You often want to perform different operations on different parts of a sequence. Regions let you mark specific segments with XML-style tags so that operations can target them by name.

import poolparty as pp
pp.init()

Tag syntax

PoolParty supports two forms of region tag:

Opening/closing pairs enclose a segment of the sequence:

wt = pp.from_seq("AAAA<cre>ATCGATCG</cre>TTTT")
wt.print_library()
pool[0]: seq_length=16, num_states=1 AAAA<cre>ATCGATCG</cre>TTTT

Self-closing tags mark a zero-length insertion point:

wt = pp.from_seq("ACGT<ins/>ACGT")
wt.print_library()
pool[0]: seq_length=8, num_states=1 ACGT<ins/>ACGT

Tags can be written inline when creating a pool with from_seq or from_seqs, or added programmatically with insert_tags or annotate_region.


Targeting operations with region=

Many operations accept a region parameter that restricts the operation to the tagged region. Flanking sequences are left unchanged:

wt      = pp.from_seq("AAAA<cre>ATCGATCG</cre>TTTT")
mutants = wt.mutagenize(num_mutations=1, region="cre", mode="sequential")
mutants.print_library(num_seqs=4)
pool[1]: seq_length=16, num_states=24 AAAA<cre>CTCGATCG</cre>TTTT
AAAA<cre>GTCGATCG</cre>TTTT
AAAA<cre>TTCGATCG</cre>TTTT
AAAA<cre>AACGATCG</cre>TTTT ... (24 total)

Only the 8 bases inside <cre> are mutated; the flanking AAAA and TTTT remain intact. See Region Operations for the full list of region-aware operations.


Persistence through the DAG

Region tags persist through the DAG and remain valid even when upstream operations change the content within a region.

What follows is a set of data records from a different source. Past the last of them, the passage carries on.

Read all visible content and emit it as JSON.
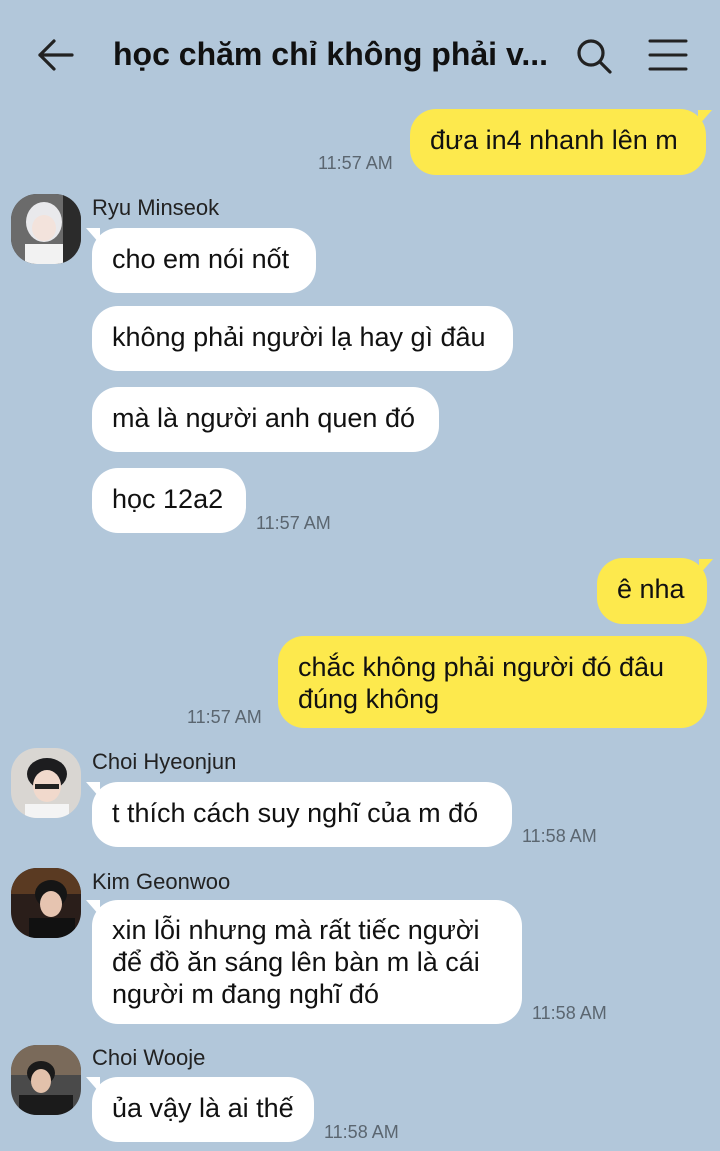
{
  "header": {
    "title": "học chăm chỉ không phải v...",
    "back_icon": "arrow-left-icon",
    "search_icon": "search-icon",
    "menu_icon": "hamburger-menu-icon"
  },
  "colors": {
    "background": "#b2c7da",
    "my_bubble": "#fde94d",
    "their_bubble": "#ffffff"
  },
  "messages": [
    {
      "sender": "me",
      "text": "đưa in4 nhanh lên m",
      "time": "11:57 AM"
    },
    {
      "sender": "Ryu Minseok",
      "texts": [
        "cho em nói nốt",
        "không phải người lạ hay gì đâu",
        "mà là người anh quen đó",
        "học 12a2"
      ],
      "time": "11:57 AM"
    },
    {
      "sender": "me",
      "texts": [
        "ê nha",
        "chắc không phải người đó đâu đúng không"
      ],
      "time": "11:57 AM"
    },
    {
      "sender": "Choi Hyeonjun",
      "text": "t thích cách suy nghĩ của m đó",
      "time": "11:58 AM"
    },
    {
      "sender": "Kim Geonwoo",
      "text": "xin lỗi nhưng mà rất tiếc người để đồ ăn sáng lên bàn m là cái người m đang nghĩ đó",
      "time": "11:58 AM"
    },
    {
      "sender": "Choi Wooje",
      "text": "ủa vậy là ai thế",
      "time": "11:58 AM"
    }
  ]
}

This means multiple operations can target the same region in series:

wt      = pp.from_seq("AAAA<cre>ATCGATCG</cre>TTTT")
mutants = wt.mutagenize(num_mutations=1, region="cre", mode="sequential")
dels    = mutants.deletion_scan(deletion_length=3, region="cre", mode="sequential")
dels.print_library(num_seqs=4)
pool[4]: seq_length=16, num_states=144 AAAA<cre>---GATCG</cre>TTTT
AAAA<cre>C---ATCG</cre>TTTT
AAAA<cre>CT---TCG</cre>TTTT
AAAA<cre>CTC---CG</cre>TTTT ... (144 total)

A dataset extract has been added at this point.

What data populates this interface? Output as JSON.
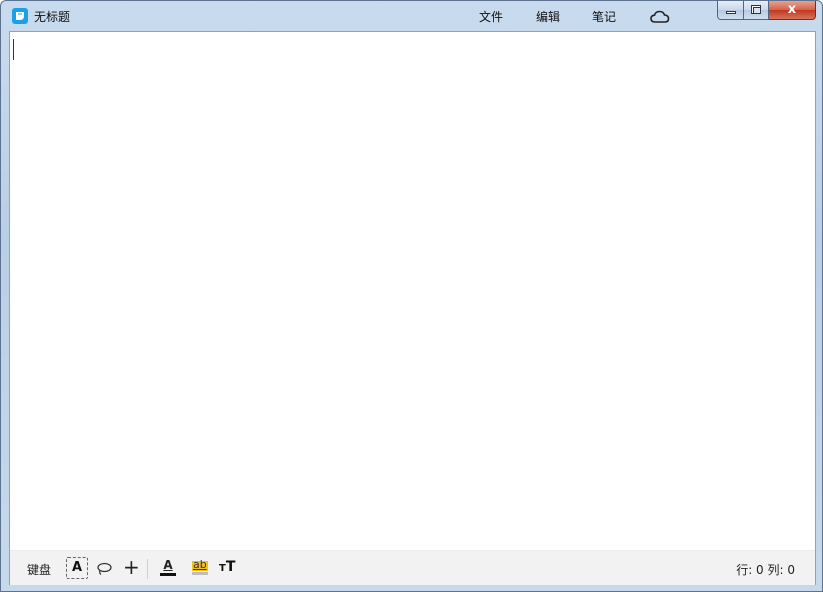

Here mutagenize produces 24 single-point mutants of the cre region, and deletion_scan then slides a 3-bp deletion across the same region (6 positions per mutant), giving 24 × 6 = 144 total sequences. The cre tag is valid at both steps.


Inspecting regions

Every pool tracks which regions are present in its sequences via the pool.regions property:

wt = pp.from_seq("AAAA<cre>ATCGATCG</cre>TTTT<ins/>GGGG")
wt.regions
{Region(name='cre', seq_length=8), Region(name='ins', seq_length=0)}

Each Region object records the region’s name and the length of its content (0 for self-closing tags). See Region in the API Reference for full details.